At the heart of the TinySaber is an 8-bit ATtiny841 microcontroller. Motion detection is acquired via the BMA250 accelerometer, the same sensor chip found on our Accelerometer TinyShield. The rectangles on the back of the TinySaber are simple copper fills that are used as capacitive touch sensors, allowing the TinySaber to sense where the user places their finger on the back of the board. Power is provided by the Li-ion battery, which can be charged through the micro-USB port.
Thanks to a special bootloader, the microcontroller on the TinySaber only needs a micro-USB cable to communicate with your computer. This bootloader comes pre-installed with the default version of the TinySaber code.
The next step will be to download the Zadig Driver here: http://zadig.akeo.ie/ and install it.
Once downloaded, install and open the Application. Once the application opens, select libusb-win32 (v188.8.131.52) by using the arrows to the right of the driver name. (You can find more information about libusb here: http://libusb.info/)
Plug the TinySaber into your computer via a micro-USB cable.

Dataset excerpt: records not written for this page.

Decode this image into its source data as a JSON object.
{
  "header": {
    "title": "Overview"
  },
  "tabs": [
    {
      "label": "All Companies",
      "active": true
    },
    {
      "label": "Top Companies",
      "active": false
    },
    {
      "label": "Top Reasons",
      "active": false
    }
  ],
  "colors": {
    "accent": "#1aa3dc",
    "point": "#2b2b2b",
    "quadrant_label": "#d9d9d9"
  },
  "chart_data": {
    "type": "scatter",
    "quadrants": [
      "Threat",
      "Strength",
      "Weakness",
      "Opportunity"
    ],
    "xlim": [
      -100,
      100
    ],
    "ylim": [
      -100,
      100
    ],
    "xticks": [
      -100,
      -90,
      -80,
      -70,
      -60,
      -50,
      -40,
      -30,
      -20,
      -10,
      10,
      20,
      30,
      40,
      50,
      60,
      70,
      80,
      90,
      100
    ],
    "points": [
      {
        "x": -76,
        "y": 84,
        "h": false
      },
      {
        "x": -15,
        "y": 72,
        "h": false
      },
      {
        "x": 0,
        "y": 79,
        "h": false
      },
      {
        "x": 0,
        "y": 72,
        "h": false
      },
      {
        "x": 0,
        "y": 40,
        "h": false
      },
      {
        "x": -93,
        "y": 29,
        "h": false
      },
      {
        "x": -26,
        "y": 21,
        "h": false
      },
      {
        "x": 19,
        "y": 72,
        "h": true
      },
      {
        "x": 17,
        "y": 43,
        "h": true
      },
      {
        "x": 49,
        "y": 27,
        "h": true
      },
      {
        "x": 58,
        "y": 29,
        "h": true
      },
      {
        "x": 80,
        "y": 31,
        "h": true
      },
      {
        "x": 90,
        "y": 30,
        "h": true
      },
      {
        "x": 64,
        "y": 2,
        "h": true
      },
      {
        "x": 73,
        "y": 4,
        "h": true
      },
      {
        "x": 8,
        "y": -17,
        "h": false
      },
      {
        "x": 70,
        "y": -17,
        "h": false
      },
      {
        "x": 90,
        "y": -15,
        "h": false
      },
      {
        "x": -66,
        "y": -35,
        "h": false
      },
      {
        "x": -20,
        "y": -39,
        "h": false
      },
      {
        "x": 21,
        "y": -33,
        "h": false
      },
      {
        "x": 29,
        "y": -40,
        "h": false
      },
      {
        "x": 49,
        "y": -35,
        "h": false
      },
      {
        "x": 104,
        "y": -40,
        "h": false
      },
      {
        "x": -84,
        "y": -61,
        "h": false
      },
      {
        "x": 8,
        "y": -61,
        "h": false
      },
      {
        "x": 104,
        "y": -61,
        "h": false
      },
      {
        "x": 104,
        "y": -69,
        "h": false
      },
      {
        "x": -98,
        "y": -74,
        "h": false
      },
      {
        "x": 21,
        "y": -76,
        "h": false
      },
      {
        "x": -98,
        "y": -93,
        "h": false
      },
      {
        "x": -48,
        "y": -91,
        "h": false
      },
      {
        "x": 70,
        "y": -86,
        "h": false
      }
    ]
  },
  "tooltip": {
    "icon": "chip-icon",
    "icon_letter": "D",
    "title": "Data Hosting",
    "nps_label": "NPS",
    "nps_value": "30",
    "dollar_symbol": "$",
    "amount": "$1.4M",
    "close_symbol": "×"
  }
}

Before clicking on the "Install WCID Driver" button, you'll need to reset the microcontroller on the TinySaber by shorting together the Reset pin and the Ground pin. Both are circled on the image below. This can be accomplished with any conductive metal tool such as a pair of tweezers or a small flat head screwdriver. To create the short, press both pins at the same time with your chosen tool.
Once the microcontroller has been reset, you'll see an "Unknown Device" selected in the device drop down menu. You have only six seconds to click on "Install WCID Driver" before the bootloader becomes inactive. (This may take a few attempts.) After the driver installs, you'll get a message stating that the driver has been installed successfully.
To ensure that the driver has actually been installed successfully, reset the TinySaber device again by creating the same short and open your computer's Device Manager. You should see an Unknown Device #1 listed under libusb32. This will confirm that the driver has installed successfully. You will have six seconds to view the device before it is no longer visible in the device manager.
If the device appears as Unknown Device under a different category, then the driver may not have been installed correctly.
If the device is not shown, try resetting the device again or waiting a few seconds for the computer to find the device. Once the driver is installed and working, new code can be uploaded through the Arduino IDE. You will not need to repeat the driver install or configuration steps again.
To avoid compatibility problems, ensure that you have the most recent version of the Arduino IDE installed. (At the publishing of this article, it is version 1.8.3.) Open the IDE and go to Tools > Board. Select "TinySaber Rev2" under "TinyCircuits AVR Boards." LTO should be "Disabled" and nothing should be selected under Port. The Programmer option should be set to "Arduino as ISP."
With these things configured, you can now write you own code for the TinySaber in the Arduino IDE! To get started, we recommend using our example code linked at the bottom of this page. You can change the displayed text, lighting effects, color mixes, and sensor sensitivity for the accelerometer or capacitive touch pads.
Now that your code is written, you can reprogram the TinySaber. Once you click the Upload button, the code will compile, and the dialog will prompt you to connect your device. Since our TinySaber is already plugged in, we just need to reset it by shorting the same two pins as before. You'll have 60 seconds to do this.
Click here to download the example code. Extract the TinySaber to a location of your choice. Open the folder and open TinySaber.ino in the Arduino IDE. To ensure everything is operating correctly before editing code, use the process detailed above to upload the example code to your TinySaber. This upload should complete successfully.